Most metastatic melanomas are refractory to current available therapy, underscoring the need to identify new effective treatments. Sorafenib, a multikinase inhibitor of the mitogen-activated protein kinase signaling pathway, showed promise in earlier stages of clinical development, but ultimately failed to demonstrate efficacy as a single agent in the treatment of melanoma. In order to enhance the efficacy of sorafenib in the treatment of melanoma, we tested over 2,000 naturally occurring compounds and marketed drugs in the presence of sorafenib in chemoresistant human melanoma cell lines also resistant to sorafenib-induced apoptosis. Of the 9 compounds identified as sorafenib sensitizers, we prioritized the cholesterol-lowering agent fluvastatin, based on its favorable pharmacokinetics and safety profile. Our results demonstrate that fluvastatin at 1 μM, a level safely achieved through oral administration, dramatically enhances the growth-inhibitory activity of clinically achievable concentrations of sorafenib in M14 and SKM-173 melanoma cells, with a 3.2- and 3.6-fold reduction in sorafenib 50% growth inhibition (GI50), respectively. Similar effects were observed for other melanoma cell lines. Combination indices analysis revealed a synergistic relationship between the two agents. Fluvastatin enhances sorafenib-mediated apoptosis as revealed through enhanced cleavage of poly (ADP-ribose) polymerase. In combination with sorafenib, fluvastatin treatment results in reduced levels of activated murine thymoma viral oncogene homolog along with enhanced levels of activated c-Jun N-terminal kinase. Sensitization to sorafenib is unique to fluvastatin, as other statins (pravastatin and simvastatin) do not enhance sorafenib-mediated growth inhibition. These promising results warrant further investigation into the clinical applicability of fluvastatin as an agent for enhancing the efficacy of sorafenib in the treatment of melanoma.

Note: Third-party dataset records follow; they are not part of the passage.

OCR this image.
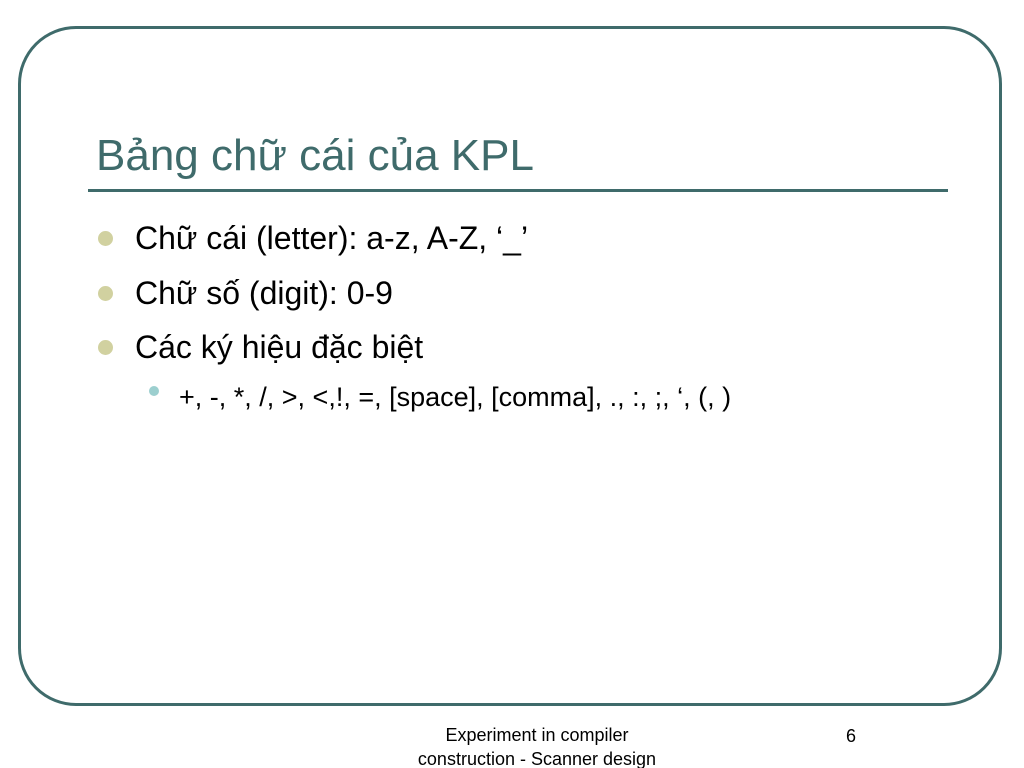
Bảng chữ cái của KPL
Chữ cái (letter): a-z, A-Z, ‘_’
Chữ số (digit): 0-9
Các ký hiệu đặc biệt
+, -, *, /, >, <,!, =, [space], [comma], ., :, ;, ‘, (, )
Experiment in compiler
construction - Scanner design
6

大多数转移性黑色素瘤对目前可用的治疗方法具有抗性,这凸显了需要确定新的有效治疗方法。索拉非尼是一种丝裂原活化蛋白激酶信号通路的多激酶抑制剂,在临床开发的早期阶段表现出了前景,但最终未能证明其作为单一药物在治疗黑色素瘤方面的疗效。为了提高索拉非尼在治疗黑色素瘤方面的疗效,我们在对索拉非尼耐药的人黑色素瘤细胞系中,在存在索拉非尼的情况下测试了超过 2000 种天然存在的化合物和市售药物,这些细胞系也对索拉非尼诱导的细胞凋亡具有抗性。在所鉴定的 9 种索拉非尼增敏化合物中,我们根据其良好的药代动力学和安全性概况,优先选择了降胆固醇药物氟伐他汀。我们的结果表明,氟伐他汀在 1 μM 时(通过口服途径安全达到的水平),可显著增强 M14 和 SKM-173 黑色素瘤细胞中临床可达到的索拉非尼浓度的生长抑制活性,使索拉非尼 50%生长抑制(GI50)分别降低了 3.2 倍和 3.6 倍。其他黑色素瘤细胞系也观察到了类似的效果。组合指数分析显示两种药物之间存在协同关系。氟伐他汀通过增强多聚(ADP-核糖)聚合酶的切割来增强索拉非尼介导的细胞凋亡。与索拉非尼联合使用时,氟伐他汀治疗导致激活的鼠胸腺瘤病毒癌基因同源物水平降低,同时激活的 c-Jun N-末端激酶水平升高。索拉非尼的增敏作用是氟伐他汀特有的,因为其他他汀类药物(普伐他汀和辛伐他汀)不能增强索拉非尼介导的生长抑制作用。这些有希望的结果证明,进一步研究氟伐他汀作为增强索拉非尼在治疗黑色素瘤方面疗效的药物的临床适用性是合理的。